叶英道:“当年名剑大会偶得公孙大娘讚赏,还未亲自向其道谢。我又鲜少出庄,此番有机会,应是向公孙前辈致谢。”收回了目光,叶英从船中的果盘裏挑了个梨,不知从何处拿了个小刀,几下便削了一圈梨皮下来。接着叶英又站起身,往船尾走去,东方宇轩本想跟去,却被叶英拦住了。
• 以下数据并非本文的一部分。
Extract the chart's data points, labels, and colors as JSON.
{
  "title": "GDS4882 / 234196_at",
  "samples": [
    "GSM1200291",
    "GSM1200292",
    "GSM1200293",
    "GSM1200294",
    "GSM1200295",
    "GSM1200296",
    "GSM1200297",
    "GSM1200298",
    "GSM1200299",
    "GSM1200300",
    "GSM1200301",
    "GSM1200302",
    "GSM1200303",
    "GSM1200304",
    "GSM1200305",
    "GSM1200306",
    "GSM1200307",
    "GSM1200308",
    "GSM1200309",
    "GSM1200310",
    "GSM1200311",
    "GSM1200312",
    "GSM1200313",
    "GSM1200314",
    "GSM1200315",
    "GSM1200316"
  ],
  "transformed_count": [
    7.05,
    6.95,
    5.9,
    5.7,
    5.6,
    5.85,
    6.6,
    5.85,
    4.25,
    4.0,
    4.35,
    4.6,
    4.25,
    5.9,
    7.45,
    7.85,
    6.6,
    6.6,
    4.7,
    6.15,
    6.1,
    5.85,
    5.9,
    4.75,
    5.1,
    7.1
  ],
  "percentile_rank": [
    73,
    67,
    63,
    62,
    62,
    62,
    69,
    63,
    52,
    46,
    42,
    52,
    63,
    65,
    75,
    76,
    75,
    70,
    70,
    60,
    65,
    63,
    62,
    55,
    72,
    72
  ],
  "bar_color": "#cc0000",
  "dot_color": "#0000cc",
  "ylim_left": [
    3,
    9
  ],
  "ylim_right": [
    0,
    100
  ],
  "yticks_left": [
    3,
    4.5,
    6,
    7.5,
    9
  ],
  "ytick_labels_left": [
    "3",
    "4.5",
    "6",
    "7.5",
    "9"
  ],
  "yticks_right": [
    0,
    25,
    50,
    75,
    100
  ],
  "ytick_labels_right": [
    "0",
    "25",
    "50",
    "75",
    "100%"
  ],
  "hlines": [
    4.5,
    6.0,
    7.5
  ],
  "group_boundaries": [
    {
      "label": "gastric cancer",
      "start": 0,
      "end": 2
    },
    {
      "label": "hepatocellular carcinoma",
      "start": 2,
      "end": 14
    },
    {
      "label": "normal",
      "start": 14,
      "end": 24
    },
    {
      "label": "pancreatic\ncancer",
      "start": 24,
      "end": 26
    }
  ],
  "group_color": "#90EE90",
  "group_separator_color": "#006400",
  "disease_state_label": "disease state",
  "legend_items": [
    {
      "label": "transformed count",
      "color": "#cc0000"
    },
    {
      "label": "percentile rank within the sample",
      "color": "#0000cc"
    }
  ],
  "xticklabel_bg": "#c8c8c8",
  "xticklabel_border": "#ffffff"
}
片刻后,叶英手捧一个白瓷碗,回到了船内。“喝吧。”叶英将白瓷碗递给东方宇轩。白瓷碗裏飘了几片梨肉,凑到鼻边,可以闻到淡淡的果肉香。雪梨止咳,医书上早有记载,未想叶英心思倒是细腻。
东方宇轩心头忽感一热,感激地接过叶英递来的白瓷碗,手碰到碗边,传来一丝温热,许是叶英刚凉了一会。东方宇轩一口就将那梨水喝尽,碗裏梨肉也一起吃下肚中。待他喝完,叶英舒朗的眉角却轻轻抬了起来。
叶英有些责备地道:“雪梨汁也不是一口就喝光的,算了,我再给你盛一碗。”
此时河上仍旧烟雨迷离,刚叶英进舱的时候,东方宇轩就註意到叶英如墨的发丝沾上了雨水。虽是暮春,江南的春日不仅多雨,温度也会陡升陡降,东方宇轩一时不觉,反倒着了凉。叶英习武之人,又久居江南,但身体瘦削,东方宇轩怕叶英也着了寒,连忙拽住了叶英的手腕。
这人本就瘦,手腕一圈可握,指尖所触之处皆是骨头,好似就只有一层皮包裹着。东方宇轩哪裏还敢让叶英再出去:“劳烦叶兄了,我这还有个百草囊。”
叶英倒也不是个太过客套的人,东方宇轩既然说不要,他也就坐回来了。舱内的气氛一时有些尴尬,东方宇轩心头觉得有些热,起身推了一扇窗,又被叶英数落了一顿。东方宇轩赶紧将窗合上,却听得叶英喃喃道:“东方兄从七秀而来,可知那位曲云姑娘?”
曲云?东方宇轩楞了一下,脑中浮现了那个活泼的杏目少女。点点头,东方宇轩问叶英为何会突然提到曲云,难不成是故交?
叶英怅然嘆息一声,修长手指轻轻点在桌前,脸色郁郁:“二弟至七秀已有半月,至今都未动身。我这次去七秀,一半也是为此。”
男女之爱的事情,东方宇轩并非不懂。只是,东方宇轩突然想起了那个一直跟在曲云身边的少年,嘆息着摇了摇头。
“东方兄为何嘆息?”东方宇轩的那个不经意的动作落在了叶英眼裏。
东方宇轩见叶英盯着自己,那双凤眼裏,如果没有剑意,清亮明朗,给人如沐春风之感。
东方宇轩歉然地笑了笑道:“在下只是感慨,这情爱之事,虽是美好,有时却也令人痛苦。”
叶英微微垂下了眼,望着空荡荡的桌面,轻笑一声,问道:“是么?”
叶英的话语裏有一丝怅然,似乎东方宇轩的话让叶英有了些感触。东方宇轩以为自己说错了话,忙道:“在下也只是胡乱说说,叶兄莫当真。”
叶英笑着点点头,侧头看向那一江烟水。
“东方兄,在下是不是个剑痴?”沈默良久,叶英突然问道。
“这……”这个问题,东方宇轩难以回答。
“算了,是就是吧。”叶英站起身来,往船舱后走了几步,靠在舱边,看着江岸的桃红柳绿,声音裏并无多少欣喜之情。